Tout ça pour dire que lorsque je me suis renseigné sur les choses entendues dans l’anthologie Andina, j’ai découvert un peu par hasard sur Spotify la musique d’Alicia Delgado. Célèbre chanteuse folklorique née dans la région de Lima en 1959, elle a enregistré des disques qui mettent au premier plan la harpe andine, au son franchement peu proche de la harpe que nous connaissons dans le Primer Mundo : j’aime bien Joanna Newsom mais là c’est pas la même limonade du tout. Le texture est plus métallique, plus triste aussi, et en fait le rendu ressemble davantage à ce qu’on pourrait attendre d’un instrument à cordes africain ou indien. Rythmiquement, on évolue plus ou moins sous les tropiques, mais en même temps c’est étrangement austère, lent au point d’être presque statique, ou disons hypnotique mais comme à distance. Ce qui m’a beaucoup frappé surtout, c’est l’usage des synthés pour produire ces rythmes, et notamment ces effets de ralentissement lo-fi presque “screwed” qui, aujourd’hui sont utilisés, je vous le donne en mille, par Elysia Crampton – et je doute fort que ce puisse être un hasard puisque celle-ci, bien que d’origine non pas péruvienne mais bolivienne, se réclame néanmoins de la tradition huayno dont Delgado est une éminente figure. La voix de la Princesa del Foklore Peruano sort chargée d’écho et de reverb, ce qui donne l’impression qu’elle est parfois plus ambianceuse que chanteuse, surtout qu’elle annonce son nom au début de chaque titre comme le font les Jamaïcains ou les Ivoiriens. Mais son expression est tellement belle, elle pousse tant dans l’émotion la plus défardée qu’on cesse vite de la voir comme une simple animatrice et qu’on s’accroche à ses inflexions et à sa prononciation très articulée. Comme pas mal d’artistes pourtant importants hors de l’Occident, ce n’est pas évident de trouver sur le web une discographie d’elle digne de ce nom, ni de bien comprendre où et quand et comment tout ça a été enregistré. Wiki parle d’une carrière démarrée en 1975 et mentionne une bonne quinzaine d’albums, mais sur mes autres bases de données de iencli je ne trouve que deux ou trois disques, et sur YouTube c’est pas très clair non plus.

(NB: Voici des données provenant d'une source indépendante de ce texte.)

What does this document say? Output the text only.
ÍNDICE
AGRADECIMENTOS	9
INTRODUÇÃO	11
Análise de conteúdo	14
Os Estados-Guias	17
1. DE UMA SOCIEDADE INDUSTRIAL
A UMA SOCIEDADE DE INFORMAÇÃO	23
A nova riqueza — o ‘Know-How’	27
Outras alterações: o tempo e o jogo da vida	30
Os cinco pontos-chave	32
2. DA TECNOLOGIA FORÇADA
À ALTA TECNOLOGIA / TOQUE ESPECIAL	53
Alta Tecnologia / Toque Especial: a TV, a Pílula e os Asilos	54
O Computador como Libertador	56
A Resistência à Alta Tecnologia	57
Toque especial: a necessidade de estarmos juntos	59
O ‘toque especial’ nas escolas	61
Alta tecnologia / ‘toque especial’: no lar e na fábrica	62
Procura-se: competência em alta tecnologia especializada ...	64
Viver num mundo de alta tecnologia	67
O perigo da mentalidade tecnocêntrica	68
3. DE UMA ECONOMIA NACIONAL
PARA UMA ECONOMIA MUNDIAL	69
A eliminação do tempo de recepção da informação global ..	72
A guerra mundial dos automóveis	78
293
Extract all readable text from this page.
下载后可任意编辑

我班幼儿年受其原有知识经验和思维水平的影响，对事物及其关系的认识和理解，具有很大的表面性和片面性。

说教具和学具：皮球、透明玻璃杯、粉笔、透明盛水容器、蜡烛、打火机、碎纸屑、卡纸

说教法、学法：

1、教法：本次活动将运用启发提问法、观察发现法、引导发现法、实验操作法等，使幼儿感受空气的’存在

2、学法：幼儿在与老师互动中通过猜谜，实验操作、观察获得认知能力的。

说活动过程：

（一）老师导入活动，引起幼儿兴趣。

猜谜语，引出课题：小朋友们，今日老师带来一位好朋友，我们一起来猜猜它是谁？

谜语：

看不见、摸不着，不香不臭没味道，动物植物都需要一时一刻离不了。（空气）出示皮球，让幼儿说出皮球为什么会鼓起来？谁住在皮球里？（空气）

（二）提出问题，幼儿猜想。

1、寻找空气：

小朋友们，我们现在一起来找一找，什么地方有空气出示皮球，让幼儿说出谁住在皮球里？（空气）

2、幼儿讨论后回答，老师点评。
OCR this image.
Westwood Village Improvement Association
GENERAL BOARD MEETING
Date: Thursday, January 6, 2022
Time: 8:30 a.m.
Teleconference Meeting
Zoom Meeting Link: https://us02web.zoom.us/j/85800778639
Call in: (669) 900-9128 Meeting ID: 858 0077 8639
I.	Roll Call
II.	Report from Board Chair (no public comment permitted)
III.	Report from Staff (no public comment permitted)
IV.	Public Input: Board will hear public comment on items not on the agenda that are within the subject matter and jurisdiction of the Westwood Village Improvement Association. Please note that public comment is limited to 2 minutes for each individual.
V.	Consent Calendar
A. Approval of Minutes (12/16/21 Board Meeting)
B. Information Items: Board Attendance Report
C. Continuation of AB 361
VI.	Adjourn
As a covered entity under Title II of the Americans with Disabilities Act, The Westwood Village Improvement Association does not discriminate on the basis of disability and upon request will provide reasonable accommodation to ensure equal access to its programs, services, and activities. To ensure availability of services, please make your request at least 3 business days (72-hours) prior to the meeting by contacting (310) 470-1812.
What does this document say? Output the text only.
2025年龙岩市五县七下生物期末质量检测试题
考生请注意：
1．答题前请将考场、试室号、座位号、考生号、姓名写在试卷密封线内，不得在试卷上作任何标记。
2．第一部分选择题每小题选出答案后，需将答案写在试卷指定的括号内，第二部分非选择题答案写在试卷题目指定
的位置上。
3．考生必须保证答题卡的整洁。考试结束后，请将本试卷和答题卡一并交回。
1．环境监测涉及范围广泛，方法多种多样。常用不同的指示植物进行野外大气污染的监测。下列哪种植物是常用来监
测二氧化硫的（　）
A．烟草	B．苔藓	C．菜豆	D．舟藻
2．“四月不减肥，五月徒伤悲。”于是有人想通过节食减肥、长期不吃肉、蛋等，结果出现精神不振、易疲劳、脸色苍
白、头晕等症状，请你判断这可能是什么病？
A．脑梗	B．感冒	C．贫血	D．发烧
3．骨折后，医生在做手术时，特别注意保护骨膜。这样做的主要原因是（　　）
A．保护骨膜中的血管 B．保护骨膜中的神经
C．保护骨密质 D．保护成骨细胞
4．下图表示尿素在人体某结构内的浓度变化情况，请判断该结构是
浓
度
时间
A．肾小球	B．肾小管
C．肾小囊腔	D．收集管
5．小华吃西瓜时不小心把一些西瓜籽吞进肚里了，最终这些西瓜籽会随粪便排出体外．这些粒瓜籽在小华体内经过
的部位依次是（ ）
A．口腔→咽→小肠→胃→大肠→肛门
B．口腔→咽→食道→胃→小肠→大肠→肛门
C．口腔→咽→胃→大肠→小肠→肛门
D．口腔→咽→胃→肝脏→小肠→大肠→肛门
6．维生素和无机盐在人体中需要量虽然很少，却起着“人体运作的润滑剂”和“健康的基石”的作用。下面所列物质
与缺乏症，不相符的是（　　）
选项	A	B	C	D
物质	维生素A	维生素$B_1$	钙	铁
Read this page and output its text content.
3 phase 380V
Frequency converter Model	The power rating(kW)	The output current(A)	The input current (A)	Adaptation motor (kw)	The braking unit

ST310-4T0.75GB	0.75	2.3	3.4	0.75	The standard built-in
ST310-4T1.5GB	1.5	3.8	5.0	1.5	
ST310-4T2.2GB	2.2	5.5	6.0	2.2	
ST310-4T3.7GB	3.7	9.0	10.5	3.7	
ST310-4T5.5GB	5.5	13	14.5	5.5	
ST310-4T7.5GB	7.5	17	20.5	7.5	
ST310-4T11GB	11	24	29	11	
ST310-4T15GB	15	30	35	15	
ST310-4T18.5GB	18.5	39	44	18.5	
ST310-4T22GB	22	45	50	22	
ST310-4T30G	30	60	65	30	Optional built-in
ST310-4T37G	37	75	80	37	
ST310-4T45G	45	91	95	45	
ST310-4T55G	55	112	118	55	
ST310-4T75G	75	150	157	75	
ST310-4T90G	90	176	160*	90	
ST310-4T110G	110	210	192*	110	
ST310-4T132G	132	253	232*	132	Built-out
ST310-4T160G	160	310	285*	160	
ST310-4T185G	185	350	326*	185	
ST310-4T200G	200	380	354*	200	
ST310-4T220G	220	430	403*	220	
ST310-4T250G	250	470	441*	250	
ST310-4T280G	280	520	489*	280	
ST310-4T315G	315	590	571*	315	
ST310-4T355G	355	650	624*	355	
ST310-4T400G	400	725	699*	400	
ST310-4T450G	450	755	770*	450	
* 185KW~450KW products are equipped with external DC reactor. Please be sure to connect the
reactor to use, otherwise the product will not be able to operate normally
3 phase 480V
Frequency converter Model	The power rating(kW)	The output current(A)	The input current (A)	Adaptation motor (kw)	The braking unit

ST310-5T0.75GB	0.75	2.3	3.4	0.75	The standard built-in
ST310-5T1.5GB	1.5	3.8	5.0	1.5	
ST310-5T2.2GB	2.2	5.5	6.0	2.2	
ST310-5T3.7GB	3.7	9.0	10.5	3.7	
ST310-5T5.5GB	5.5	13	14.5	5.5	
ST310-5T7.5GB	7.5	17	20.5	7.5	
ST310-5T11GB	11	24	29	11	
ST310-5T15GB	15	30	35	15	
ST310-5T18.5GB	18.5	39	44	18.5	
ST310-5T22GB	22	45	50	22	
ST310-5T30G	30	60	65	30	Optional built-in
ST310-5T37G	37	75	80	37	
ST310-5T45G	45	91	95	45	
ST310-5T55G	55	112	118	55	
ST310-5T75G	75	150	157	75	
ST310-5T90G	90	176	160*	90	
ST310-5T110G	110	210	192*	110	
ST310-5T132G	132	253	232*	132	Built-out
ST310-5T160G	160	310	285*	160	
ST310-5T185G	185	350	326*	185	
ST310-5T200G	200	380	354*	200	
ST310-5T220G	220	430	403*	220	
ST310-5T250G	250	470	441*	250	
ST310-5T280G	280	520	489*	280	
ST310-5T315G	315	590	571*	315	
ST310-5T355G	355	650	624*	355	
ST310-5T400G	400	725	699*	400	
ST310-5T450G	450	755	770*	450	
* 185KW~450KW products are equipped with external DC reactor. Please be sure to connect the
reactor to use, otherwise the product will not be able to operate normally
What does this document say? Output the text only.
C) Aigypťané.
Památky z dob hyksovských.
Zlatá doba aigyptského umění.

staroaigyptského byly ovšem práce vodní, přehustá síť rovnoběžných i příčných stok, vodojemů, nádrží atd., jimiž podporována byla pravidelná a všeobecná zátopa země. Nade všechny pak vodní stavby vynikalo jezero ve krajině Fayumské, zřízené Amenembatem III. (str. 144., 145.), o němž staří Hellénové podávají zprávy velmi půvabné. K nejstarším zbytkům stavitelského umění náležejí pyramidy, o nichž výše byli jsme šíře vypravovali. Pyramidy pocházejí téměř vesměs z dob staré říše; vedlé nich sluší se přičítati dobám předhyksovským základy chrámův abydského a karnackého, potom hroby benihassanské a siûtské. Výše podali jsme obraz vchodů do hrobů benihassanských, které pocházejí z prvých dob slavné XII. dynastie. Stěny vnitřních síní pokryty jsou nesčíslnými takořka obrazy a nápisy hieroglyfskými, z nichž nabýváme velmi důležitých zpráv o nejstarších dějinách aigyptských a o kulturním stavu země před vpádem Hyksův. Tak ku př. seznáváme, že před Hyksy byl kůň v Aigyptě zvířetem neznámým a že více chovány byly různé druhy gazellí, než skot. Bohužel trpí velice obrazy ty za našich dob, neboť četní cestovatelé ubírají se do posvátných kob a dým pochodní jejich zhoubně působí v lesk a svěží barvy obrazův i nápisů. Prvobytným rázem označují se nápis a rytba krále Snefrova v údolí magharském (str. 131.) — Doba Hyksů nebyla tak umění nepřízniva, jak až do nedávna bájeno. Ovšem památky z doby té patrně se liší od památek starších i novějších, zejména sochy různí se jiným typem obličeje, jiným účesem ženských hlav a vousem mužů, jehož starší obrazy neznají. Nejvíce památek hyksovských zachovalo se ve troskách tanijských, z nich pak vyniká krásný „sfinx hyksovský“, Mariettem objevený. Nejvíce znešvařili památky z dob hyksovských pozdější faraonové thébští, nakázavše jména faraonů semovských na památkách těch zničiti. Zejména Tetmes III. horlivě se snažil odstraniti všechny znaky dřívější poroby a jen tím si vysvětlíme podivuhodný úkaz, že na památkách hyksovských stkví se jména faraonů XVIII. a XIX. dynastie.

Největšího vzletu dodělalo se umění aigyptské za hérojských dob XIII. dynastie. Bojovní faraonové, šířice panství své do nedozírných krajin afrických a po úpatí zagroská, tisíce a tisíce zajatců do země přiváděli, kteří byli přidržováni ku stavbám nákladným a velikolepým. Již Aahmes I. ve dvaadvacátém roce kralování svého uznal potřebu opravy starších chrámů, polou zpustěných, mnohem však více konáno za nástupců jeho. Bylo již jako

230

Ce qui est clair en revanche, c’est que l’histoire personnelle d’Alicia Delgado est, comme les deux autres racontées plus haut, tout à fait hors du commun, mais pour le coup totalement tragique : après avoir épousé dans sa jeunesse un certain Ruben Retuerto, dont elle a eu un fils, la chanteuse a ensuite vécu une longue (et plus ou moins secrète) histoire d’amour avec une autre artiste traditionnelle, Abencia Meza, jusqu’à ce qu’en 2009, pour des raisons qu’on présume passionnelles, cette dernière a commandité à son chauffeur le meurtre de celle qu’elle aimait. Le corps de Delgado a été retrouvé lardé de coups de couteau dans la maison où vivait le couple. Et après avoir interpellé le chauffeur, la police a identifié Meza comme le cerveau de l’assassinat – celle-ci a été depuis condamnée à 30 ans de prison.
Un commentaire
La musique est effectivement très prenante, à la fois triste et lumineuse. Même si la harpe rappelle parfois la kora, le rapprochement que vous suggérez avec Joanna Newson ne semble pas saugrenue, en particulier du fait du détachement entre la voix et l’instrument comme si la harpe avait une vie à part dans la chanson plus qu’elle ne servait d’accompagnement. Ou tout du moins dans les trois chansons que j’ai écoutées. Sa discographie semble en effet foisonnante et peu facile à inventorier.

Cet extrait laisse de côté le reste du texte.